Os gastos vão desde a contratação sem licitação de consultorias para elaboração de projetos até viagens e a participação em eventos. Estão na disputa 18 cidades, mas no máximo 12 serão sedes.
Duas multinacionais de consultoria vão receber, juntas, mais de R$ 5 milhões para realizar estudos de viabilidade técnica das candidaturas. A Price Waterhouse foi contratada em Goiás, Pará e Rio Grande do Norte. A Deloitte, no Amazonas e em Mato Grosso.
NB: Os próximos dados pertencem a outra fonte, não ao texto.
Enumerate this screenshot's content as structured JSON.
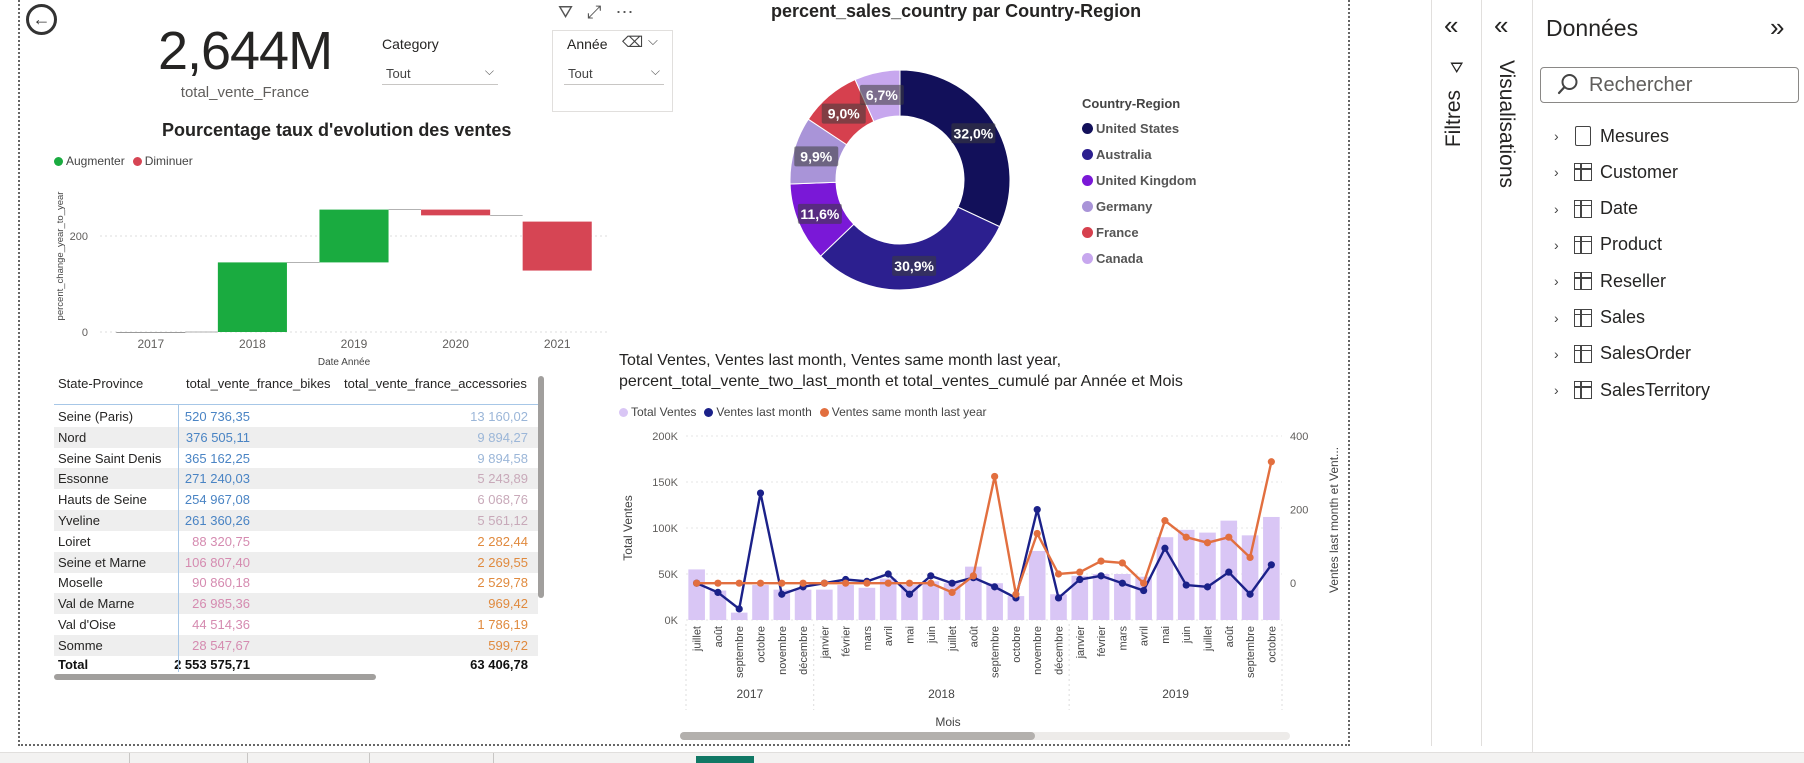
{
  "kpi": {
    "value": "2,644M",
    "label": "total_vente_France"
  },
  "slicers": {
    "category": {
      "title": "Category",
      "value": "Tout"
    },
    "year": {
      "title": "Année",
      "value": "Tout"
    }
  },
  "waterfall": {
    "title": "Pourcentage taux d'evolution des ventes",
    "legend": [
      {
        "label": "Augmenter",
        "color": "#1aab40"
      },
      {
        "label": "Diminuer",
        "color": "#d64554"
      }
    ],
    "ylabel": "percent_change_year_to_year",
    "xlabel": "Date Année",
    "y_ticks": [
      "200",
      "0"
    ],
    "ylim": [
      0,
      275
    ]
  },
  "table": {
    "headers": [
      "State-Province",
      "total_vente_france_bikes",
      "total_vente_france_accessories"
    ],
    "rows": [
      [
        "Seine (Paris)",
        "520 736,35",
        "13 160,02"
      ],
      [
        "Nord",
        "376 505,11",
        "9 894,27"
      ],
      [
        "Seine Saint Denis",
        "365 162,25",
        "9 894,58"
      ],
      [
        "Essonne",
        "271 240,03",
        "5 243,89"
      ],
      [
        "Hauts de Seine",
        "254 967,08",
        "6 068,76"
      ],
      [
        "Yveline",
        "261 360,26",
        "5 561,12"
      ],
      [
        "Loiret",
        "88 320,75",
        "2 282,44"
      ],
      [
        "Seine et Marne",
        "106 807,40",
        "2 269,55"
      ],
      [
        "Moselle",
        "90 860,18",
        "2 529,78"
      ],
      [
        "Val de Marne",
        "26 985,36",
        "969,42"
      ],
      [
        "Val d'Oise",
        "44 514,36",
        "1 786,19"
      ],
      [
        "Somme",
        "28 547,67",
        "599,72"
      ]
    ],
    "total": [
      "Total",
      "2 553 575,71",
      "63 406,78"
    ]
  },
  "donut": {
    "title": "percent_sales_country par Country-Region",
    "legend_title": "Country-Region"
  },
  "combo": {
    "title_line1": "Total Ventes, Ventes last month, Ventes same month last year,",
    "title_line2": "percent_total_vente_two_last_month et total_ventes_cumulé par Année et Mois",
    "legend": [
      {
        "label": "Total Ventes",
        "color": "#d9c6f5"
      },
      {
        "label": "Ventes last month",
        "color": "#1b2189"
      },
      {
        "label": "Ventes same month last year",
        "color": "#e26f3f"
      }
    ],
    "ylabel_left": "Total Ventes",
    "ylabel_right": "Ventes last month et Vent...",
    "xlabel": "Mois",
    "y_ticks_left": [
      "200K",
      "150K",
      "100K",
      "50K",
      "0K"
    ],
    "y_ticks_right": [
      "400",
      "200",
      "0"
    ]
  },
  "panes": {
    "filters_label": "Filtres",
    "visualisations_label": "Visualisations",
    "data_title": "Données",
    "search_placeholder": "Rechercher",
    "tree": [
      "Mesures",
      "Customer",
      "Date",
      "Product",
      "Reseller",
      "Sales",
      "SalesOrder",
      "SalesTerritory"
    ]
  },
  "chart_data": [
    {
      "type": "waterfall",
      "title": "Pourcentage taux d'evolution des ventes",
      "xlabel": "Date Année",
      "ylabel": "percent_change_year_to_year",
      "categories": [
        "2017",
        "2018",
        "2019",
        "2020",
        "2021"
      ],
      "start": [
        0,
        0,
        145,
        255,
        230
      ],
      "end": [
        0,
        145,
        255,
        243,
        128
      ],
      "direction": [
        "none",
        "up",
        "up",
        "down",
        "down"
      ],
      "ylim": [
        0,
        275
      ],
      "legend_position": "top-left"
    },
    {
      "type": "pie",
      "title": "percent_sales_country par Country-Region",
      "legend_title": "Country-Region",
      "categories": [
        "United States",
        "Australia",
        "United Kingdom",
        "Germany",
        "France",
        "Canada"
      ],
      "values": [
        32.0,
        30.9,
        11.6,
        9.9,
        9.0,
        6.7
      ],
      "labels": [
        "32,0%",
        "30,9%",
        "11,6%",
        "9,9%",
        "9,0%",
        "6,7%"
      ],
      "colors": [
        "#12105a",
        "#2c1f8f",
        "#7a18d7",
        "#a994d8",
        "#d6404e",
        "#c7a7ee"
      ],
      "legend_position": "right"
    },
    {
      "type": "bar+line",
      "x": [
        "juillet",
        "août",
        "septembre",
        "octobre",
        "novembre",
        "décembre",
        "janvier",
        "février",
        "mars",
        "avril",
        "mai",
        "juin",
        "juillet",
        "août",
        "septembre",
        "octobre",
        "novembre",
        "décembre",
        "janvier",
        "février",
        "mars",
        "avril",
        "mai",
        "juin",
        "juillet",
        "août",
        "septembre",
        "octobre"
      ],
      "x_groups": [
        {
          "label": "2017",
          "count": 6
        },
        {
          "label": "2018",
          "count": 12
        },
        {
          "label": "2019",
          "count": 10
        }
      ],
      "ylim_left": [
        0,
        200000
      ],
      "ylim_right": [
        -100,
        400
      ],
      "series": [
        {
          "name": "Total Ventes",
          "type": "bar",
          "axis": "left",
          "values": [
            55000,
            32000,
            8000,
            38000,
            33000,
            33000,
            33000,
            38000,
            35000,
            45000,
            38000,
            42000,
            40000,
            58000,
            40000,
            26000,
            75000,
            28000,
            48000,
            50000,
            50000,
            47000,
            90000,
            98000,
            95000,
            108000,
            92000,
            112000
          ]
        },
        {
          "name": "Ventes last month",
          "type": "line",
          "axis": "right",
          "values": [
            0,
            -25,
            -70,
            245,
            -30,
            -10,
            0,
            10,
            5,
            25,
            -30,
            20,
            0,
            15,
            -10,
            -40,
            200,
            -40,
            10,
            20,
            0,
            -20,
            95,
            -5,
            -10,
            30,
            -30,
            50
          ]
        },
        {
          "name": "Ventes same month last year",
          "type": "line",
          "axis": "right",
          "values": [
            0,
            0,
            0,
            0,
            0,
            0,
            0,
            0,
            0,
            0,
            0,
            0,
            -25,
            20,
            290,
            -30,
            135,
            25,
            30,
            60,
            55,
            0,
            170,
            125,
            110,
            125,
            70,
            330
          ]
        }
      ]
    }
  ]
}
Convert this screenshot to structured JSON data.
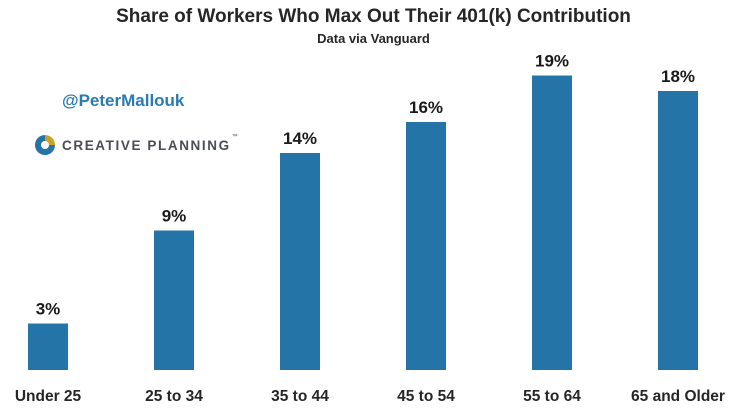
{
  "chart_data": {
    "type": "bar",
    "title": "Share of Workers Who Max Out Their 401(k) Contribution",
    "subtitle": "Data via Vanguard",
    "xlabel": "",
    "ylabel": "",
    "categories": [
      "Under 25",
      "25 to 34",
      "35 to 44",
      "45 to 54",
      "55 to 64",
      "65 and Older"
    ],
    "values": [
      3,
      9,
      14,
      16,
      19,
      18
    ],
    "value_labels": [
      "3%",
      "9%",
      "14%",
      "16%",
      "19%",
      "18%"
    ],
    "ylim": [
      0,
      20
    ],
    "grid": false,
    "legend": "none",
    "bar_color": "#2474a8"
  },
  "watermark": {
    "handle": "@PeterMallouk",
    "brand": "CREATIVE PLANNING",
    "brand_mark": "™",
    "handle_color": "#2b7bb0",
    "brand_color": "#4a4d55"
  }
}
Os governos dispensaram licitação.
Só em Natal (RN), os gastos previstos para essa fase da candidatura são de R$ 3,5 milhões. O Pará, que gastou R$ 2,1 milhões só em consultorias, mandou representante do comitê à Itália para "registrar" o projeto.
Rio Branco, a menor cidade candidata, já consumiu R$ 350 mil -também sem licitação- no projeto de reforma de seu estádio, a Arena da Floresta. O governo do Ceará estima ter gasto até agora R$ 1,5 milhão, incluindo a contratação, sem exigência de licitação, por R$ 36,2 mil, de uma promotora de eventos para uma feira.